TEMPO.CO, Jakarta - Analis First Asia Capital, David Sutyanto, memprediksi indeks harga saham gabungan (IHSG) dilanda sentimen negatif di perdagangan, Rabu, 4 Mei 2016. IHSG diperkirakan bergerak di teritori negatif di kisaran support 4.770 hingga resisten di 4.820.
Pasar saham dan aset berisiko lainnya kembali dilanda koreksi akibat kekhawatiran perlambatan ekonomi global meningkat. Rilis data manufaktur Cina dan Amerika mengindikasikan tren perlambatan kembali terjadi.
"Memburuknya sentimen pasar global dan kawasan ini akan mempengaruhi perdagangan hari ini sebelum libur panjang," kata David dalam siaran persnya, Rabu, 4 Mei 2016. Ia mengatakan saham pertambangan akan cenderung dilanda sentimen negatif, hari ini. Rally harga komoditas tertahan karena memburuknya data manufaktur Cina.
IHSG di perdagangan kemarin berhasil rebound setelah dua sesi perdagangan sebelumnya dilanda koreksi. Dengan penguatan terbatas, IHSG ditutup menguat 3,945 poin di 4.812,264.
David mengatakan penguatan IHSG kemarin terutama ditopang rebound saham perbankan dan pemodal lokal menjadi penopang utama aksi beli. Sedangkan pemodal asing cenderung melepas saham. Nilai penjualan bersih asing kemarin mencapai Rp 641,64 miliar.
Koreksi terutama dipicu aksi jual saham emiten grup Astra dan sektor tambang. Pasar cenderung melepas saham berbasiskan komoditas tambang setelah data aktivitas manufaktur di Cina April 2016 mengindikasikan terjadinya kontraksi.
Indeks Caixin Manufacturing PMI April 2016 berada di angka 49,4, di bawah perkiraan 49,8, dan bulan sebelumnya 49,7. Data yang kurang menggembirakan tersebut telah menekan pergerakan pasar saham kawasan emerging market, pasar saham global, dan harga minyak mentah tadi malam di Amerika.
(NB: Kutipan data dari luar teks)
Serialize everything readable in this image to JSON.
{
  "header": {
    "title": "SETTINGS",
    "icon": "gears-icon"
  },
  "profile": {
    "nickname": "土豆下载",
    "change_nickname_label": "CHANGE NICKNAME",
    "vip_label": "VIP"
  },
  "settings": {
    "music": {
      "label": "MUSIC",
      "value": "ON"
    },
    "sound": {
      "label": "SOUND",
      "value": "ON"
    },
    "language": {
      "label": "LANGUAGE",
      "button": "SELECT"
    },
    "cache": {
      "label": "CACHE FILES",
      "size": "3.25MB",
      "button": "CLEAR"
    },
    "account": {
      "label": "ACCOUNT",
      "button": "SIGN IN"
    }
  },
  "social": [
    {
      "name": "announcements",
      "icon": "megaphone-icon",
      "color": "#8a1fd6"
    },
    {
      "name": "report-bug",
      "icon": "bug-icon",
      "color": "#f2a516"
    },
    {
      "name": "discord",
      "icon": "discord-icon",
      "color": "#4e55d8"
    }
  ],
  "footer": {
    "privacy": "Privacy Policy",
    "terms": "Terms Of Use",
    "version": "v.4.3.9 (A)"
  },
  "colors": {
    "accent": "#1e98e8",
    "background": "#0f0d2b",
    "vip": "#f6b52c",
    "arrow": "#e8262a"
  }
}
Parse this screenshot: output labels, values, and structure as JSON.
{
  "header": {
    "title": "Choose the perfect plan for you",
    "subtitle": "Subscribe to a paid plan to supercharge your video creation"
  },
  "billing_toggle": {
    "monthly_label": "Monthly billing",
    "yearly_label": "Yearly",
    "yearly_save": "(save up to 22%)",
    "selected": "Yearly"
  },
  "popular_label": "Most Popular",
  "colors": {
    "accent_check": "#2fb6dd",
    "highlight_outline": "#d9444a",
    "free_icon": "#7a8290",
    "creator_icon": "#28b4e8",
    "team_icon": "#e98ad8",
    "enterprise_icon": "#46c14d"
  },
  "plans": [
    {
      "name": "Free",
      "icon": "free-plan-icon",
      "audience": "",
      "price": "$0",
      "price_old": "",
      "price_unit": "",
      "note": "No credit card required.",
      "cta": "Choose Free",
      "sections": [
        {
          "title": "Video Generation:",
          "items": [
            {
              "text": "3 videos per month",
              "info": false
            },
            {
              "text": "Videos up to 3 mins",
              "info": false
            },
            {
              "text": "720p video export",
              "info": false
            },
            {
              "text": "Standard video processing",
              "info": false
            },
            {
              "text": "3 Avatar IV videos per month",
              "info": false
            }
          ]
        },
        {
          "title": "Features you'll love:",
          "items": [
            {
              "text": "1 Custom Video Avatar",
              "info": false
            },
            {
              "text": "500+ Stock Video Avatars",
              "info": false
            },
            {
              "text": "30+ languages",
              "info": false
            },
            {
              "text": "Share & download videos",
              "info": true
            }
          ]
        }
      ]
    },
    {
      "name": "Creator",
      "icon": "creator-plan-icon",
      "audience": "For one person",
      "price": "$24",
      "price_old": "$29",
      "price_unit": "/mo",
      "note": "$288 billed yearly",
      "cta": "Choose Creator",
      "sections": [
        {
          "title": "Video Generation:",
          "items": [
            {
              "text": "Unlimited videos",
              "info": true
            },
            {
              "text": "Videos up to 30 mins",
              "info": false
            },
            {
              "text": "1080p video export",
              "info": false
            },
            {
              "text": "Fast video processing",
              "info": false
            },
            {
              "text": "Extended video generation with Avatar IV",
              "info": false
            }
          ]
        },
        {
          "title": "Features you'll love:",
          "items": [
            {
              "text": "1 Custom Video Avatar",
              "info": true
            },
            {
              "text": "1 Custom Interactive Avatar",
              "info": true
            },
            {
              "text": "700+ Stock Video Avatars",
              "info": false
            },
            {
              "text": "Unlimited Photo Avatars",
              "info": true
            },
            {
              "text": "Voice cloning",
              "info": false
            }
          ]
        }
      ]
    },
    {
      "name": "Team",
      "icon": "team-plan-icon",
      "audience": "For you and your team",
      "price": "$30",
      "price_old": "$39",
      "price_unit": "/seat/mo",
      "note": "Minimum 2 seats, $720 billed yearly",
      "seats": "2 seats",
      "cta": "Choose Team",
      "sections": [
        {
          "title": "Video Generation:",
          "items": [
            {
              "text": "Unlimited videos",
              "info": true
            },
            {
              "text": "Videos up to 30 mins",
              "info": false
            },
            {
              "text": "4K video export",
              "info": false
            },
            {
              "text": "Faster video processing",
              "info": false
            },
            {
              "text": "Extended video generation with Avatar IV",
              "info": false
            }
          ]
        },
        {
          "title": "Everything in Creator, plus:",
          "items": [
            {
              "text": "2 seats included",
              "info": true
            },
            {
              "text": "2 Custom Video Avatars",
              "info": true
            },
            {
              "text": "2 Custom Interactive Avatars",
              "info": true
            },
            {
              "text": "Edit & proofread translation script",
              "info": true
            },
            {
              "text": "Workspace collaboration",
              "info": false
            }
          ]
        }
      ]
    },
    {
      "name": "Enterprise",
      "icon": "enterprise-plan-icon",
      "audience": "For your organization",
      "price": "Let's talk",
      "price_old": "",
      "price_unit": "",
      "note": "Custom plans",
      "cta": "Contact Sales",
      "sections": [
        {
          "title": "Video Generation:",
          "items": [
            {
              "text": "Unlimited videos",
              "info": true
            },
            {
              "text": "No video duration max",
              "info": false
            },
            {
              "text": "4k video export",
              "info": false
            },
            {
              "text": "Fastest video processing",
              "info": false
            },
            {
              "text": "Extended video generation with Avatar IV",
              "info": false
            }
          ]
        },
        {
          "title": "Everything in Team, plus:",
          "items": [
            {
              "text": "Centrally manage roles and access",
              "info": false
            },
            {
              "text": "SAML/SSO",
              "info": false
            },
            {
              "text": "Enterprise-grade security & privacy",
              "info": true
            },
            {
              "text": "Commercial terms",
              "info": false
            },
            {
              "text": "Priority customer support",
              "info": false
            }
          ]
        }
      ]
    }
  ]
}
Indeks The MSCI Emerging Market kemarin koreksi 1,7 persen di 821,09. Di Wall Street, indeks DJIA dan S&P terkoreksi masing-masing 0,78 persen dan 0,87 persen di 17.750,91 dan 2.063,37. Di kawasan euro, indeks saham Eurostoxx koreksi 1,93 persen di 2.974,20. Harga minyak mentah tadi malam di Amerika melemah 2,5 persen di US$ 43,65 per barel.